The report reveals that 222,134 farmers grew 239,787 metric tons of organic cotton globally – slightly less than the record harvest in 2009/10 just before the financial crash prompted a dramatic decline.
Organic cotton was grown on 418,935 hectares of land in 19 countries in 2018/19. And another 55,833 hectares of cotton-growing land were in the process of being converted to organic production.
The 2020 report also includes insights from industry professionals about current projects, challenges and visions for the organic cotton sector, with a particular focus on the dual threats of COVID-19 and climate change.
Textile Exchange managing director La Rhea Pepper, a life-long organic cotton farmer, said: “Organic farming is a way of living in harmony with the land and is a way to honour life – life in the soil for the farm, for the family, for the community, and ultimately for the world.
“In times like the COVID-19 pandemic, we are reminded just how connected we are to each other – we are an ecosystem, and what we do impacts the whole.”
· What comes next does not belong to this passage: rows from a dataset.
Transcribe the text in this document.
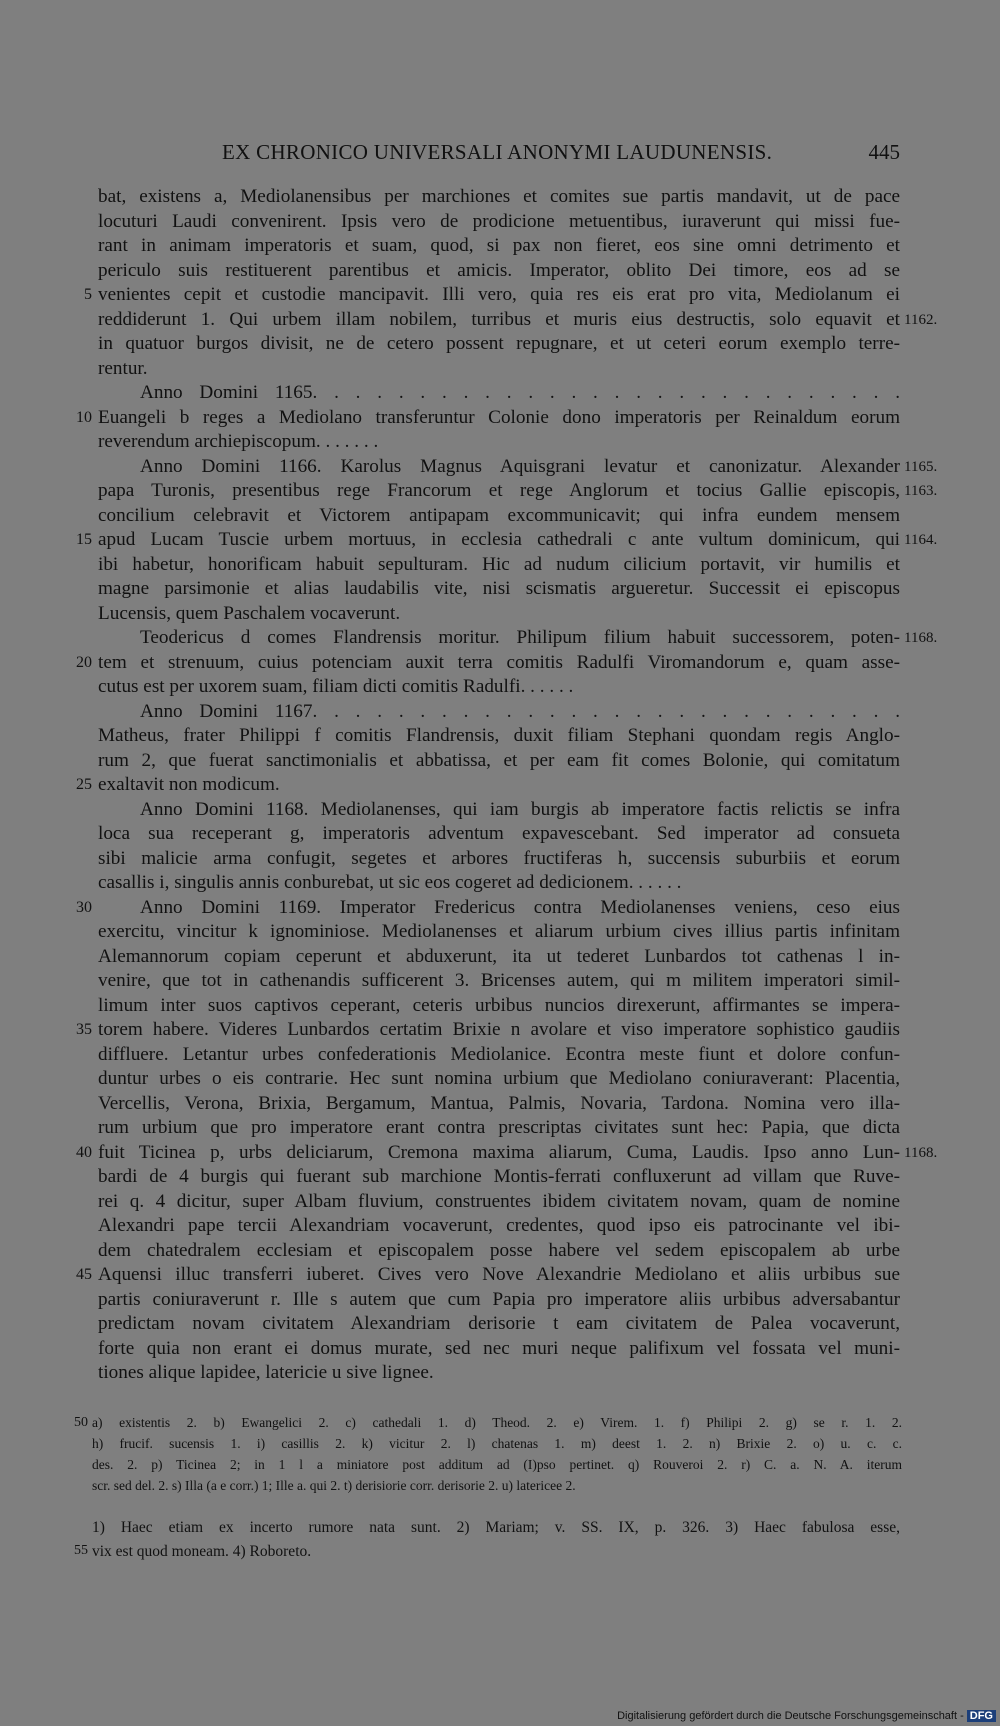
EX CHRONICO UNIVERSALI ANONYMI LAUDUNENSIS.	445
bat, existens a, Mediolanensibus per marchiones et comites sue partis mandavit, ut de pace
locuturi Laudi convenirent. Ipsis vero de prodicione metuentibus, iuraverunt qui missi fue-
rant in animam imperatoris et suam, quod, si pax non fieret, eos sine omni detrimento et
periculo suis restituerent parentibus et amicis. Imperator, oblito Dei timore, eos ad se
5 venientes cepit et custodie mancipavit. Illi vero, quia res eis erat pro vita, Mediolanum ei
reddiderunt 1. Qui urbem illam nobilem, turribus et muris eius destructis, solo equavit et 1162.
in quatuor burgos divisit, ne de cetero possent repugnare, et ut ceteri eorum exemplo terre-
rentur.
Anno Domini 1165. . . . . . . . . . . . . . . . . . . . . . . . . . . .
10 Euangeli b reges a Mediolano transferuntur Colonie dono imperatoris per Reinaldum eorum
reverendum archiepiscopum. . . . . . .
Anno Domini 1166. Karolus Magnus Aquisgrani levatur et canonizatur. Alexander 1165.
papa Turonis, presentibus rege Francorum et rege Anglorum et tocius Gallie episcopis, 1163.
concilium celebravit et Victorem antipapam excommunicavit; qui infra eundem mensem
15 apud Lucam Tuscie urbem mortuus, in ecclesia cathedrali c ante vultum dominicum, qui 1164.
ibi habetur, honorificam habuit sepulturam. Hic ad nudum cilicium portavit, vir humilis et
magne parsimonie et alias laudabilis vite, nisi scismatis argueretur. Successit ei episcopus
Lucensis, quem Paschalem vocaverunt.
Teodericus d comes Flandrensis moritur. Philipum filium habuit successorem, poten- 1168.
20 tem et strenuum, cuius potenciam auxit terra comitis Radulfi Viromandorum e, quam asse-
cutus est per uxorem suam, filiam dicti comitis Radulfi. . . . . .
Anno Domini 1167. . . . . . . . . . . . . . . . . . . . . . . . . . . .
Matheus, frater Philippi f comitis Flandrensis, duxit filiam Stephani quondam regis Anglo-
rum 2, que fuerat sanctimonialis et abbatissa, et per eam fit comes Bolonie, qui comitatum
25 exaltavit non modicum.
Anno Domini 1168. Mediolanenses, qui iam burgis ab imperatore factis relictis se infra
loca sua receperant g, imperatoris adventum expavescebant. Sed imperator ad consueta
sibi malicie arma confugit, segetes et arbores fructiferas h, succensis suburbiis et eorum
casallis i, singulis annis conburebat, ut sic eos cogeret ad dedicionem. . . . . .
30	Anno Domini 1169. Imperator Fredericus contra Mediolanenses veniens, ceso eius
exercitu, vincitur k ignominiose. Mediolanenses et aliarum urbium cives illius partis infinitam
Alemannorum copiam ceperunt et abduxerunt, ita ut tederet Lunbardos tot cathenas l in-
venire, que tot in cathenandis sufficerent 3. Bricenses autem, qui m militem imperatori simil-
limum inter suos captivos ceperant, ceteris urbibus nuncios direxerunt, affirmantes se impera-
35 torem habere. Videres Lunbardos certatim Brixie n avolare et viso imperatore sophistico gaudiis
diffluere. Letantur urbes confederationis Mediolanice. Econtra meste fiunt et dolore confun-
duntur urbes o eis contrarie. Hec sunt nomina urbium que Mediolano coniuraverant: Placentia,
Vercellis, Verona, Brixia, Bergamum, Mantua, Palmis, Novaria, Tardona. Nomina vero illa-
rum urbium que pro imperatore erant contra prescriptas civitates sunt hec: Papia, que dicta
40 fuit Ticinea p, urbs deliciarum, Cremona maxima aliarum, Cuma, Laudis. Ipso anno Lun- 1168.
bardi de 4 burgis qui fuerant sub marchione Montis-ferrati confluxerunt ad villam que Ruve-
rei q. 4 dicitur, super Albam fluvium, construentes ibidem civitatem novam, quam de nomine
Alexandri pape tercii Alexandriam vocaverunt, credentes, quod ipso eis patrocinante vel ibi-
dem chatedralem ecclesiam et episcopalem posse habere vel sedem episcopalem ab urbe
45 Aquensi illuc transferri iuberet. Cives vero Nove Alexandrie Mediolano et aliis urbibus sue
partis coniuraverunt r. Ille s autem que cum Papia pro imperatore aliis urbibus adversabantur
predictam novam civitatem Alexandriam derisorie t eam civitatem de Palea vocaverunt,
forte quia non erant ei domus murate, sed nec muri neque palifixum vel fossata vel muni-
tiones alique lapidee, latericie u sive lignee.
50 a) existentis 2. b) Ewangelici 2. c) cathedali 1. d) Theod. 2. e) Virem. 1. f) Philipi 2. g) se r. 1. 2.
h) frucif. sucensis 1. i) casillis 2. k) vicitur 2. l) chatenas 1. m) deest 1. 2. n) Brixie 2. o) u. c. c.
des. 2. p) Ticinea 2; in 1 l a miniatore post additum ad (I)pso pertinet. q) Rouveroi 2. r) C. a. N. A. iterum
scr. sed del. 2. s) Illa (a e corr.) 1; Ille a. qui 2. t) derisiorie corr. derisorie 2. u) latericee 2.
1) Haec etiam ex incerto rumore nata sunt. 2) Mariam; v. SS. IX, p. 326. 3) Haec fabulosa esse,
55 vix est quod moneam. 4) Roboreto.
Digitalisierung gefördert durch die Deutsche Forschungsgemeinschaft - DFG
Textile Exchange, which works to accelerate sustainable practices in the textile value chain, said the number of growers and companies investing in meeting globally recognised, credible, third-party standards on organic cotton had also increased.
Facilities certified to the Organic Content Standard (OCS) grew by 48 per cent, while those meeting the requirements of the Global Organic Textile Standard (GOTS) grew by 35 per cent.
The 2020 report showed that 97 per cent of global organic cotton was produced in seven countries in 2018/19: India (51 per cent), China (17 per cent), Kyrgyzstan (10 per cent), Turkey (10 per cent), Tajikistan (five per cent), Tanzania (two per cent), and the USA (two per cent).
Of the 55,833 hectares of land in-conversion to organic, India and Pakistan led the way, followed by Turkey, Greece, and Tajikistan.
Before the COVID-19 pandemic, organic cotton production was expected to grow by a further 10 per cent in 2019/20. However, Textile Exchange expects the global crisis will impact on the harvest.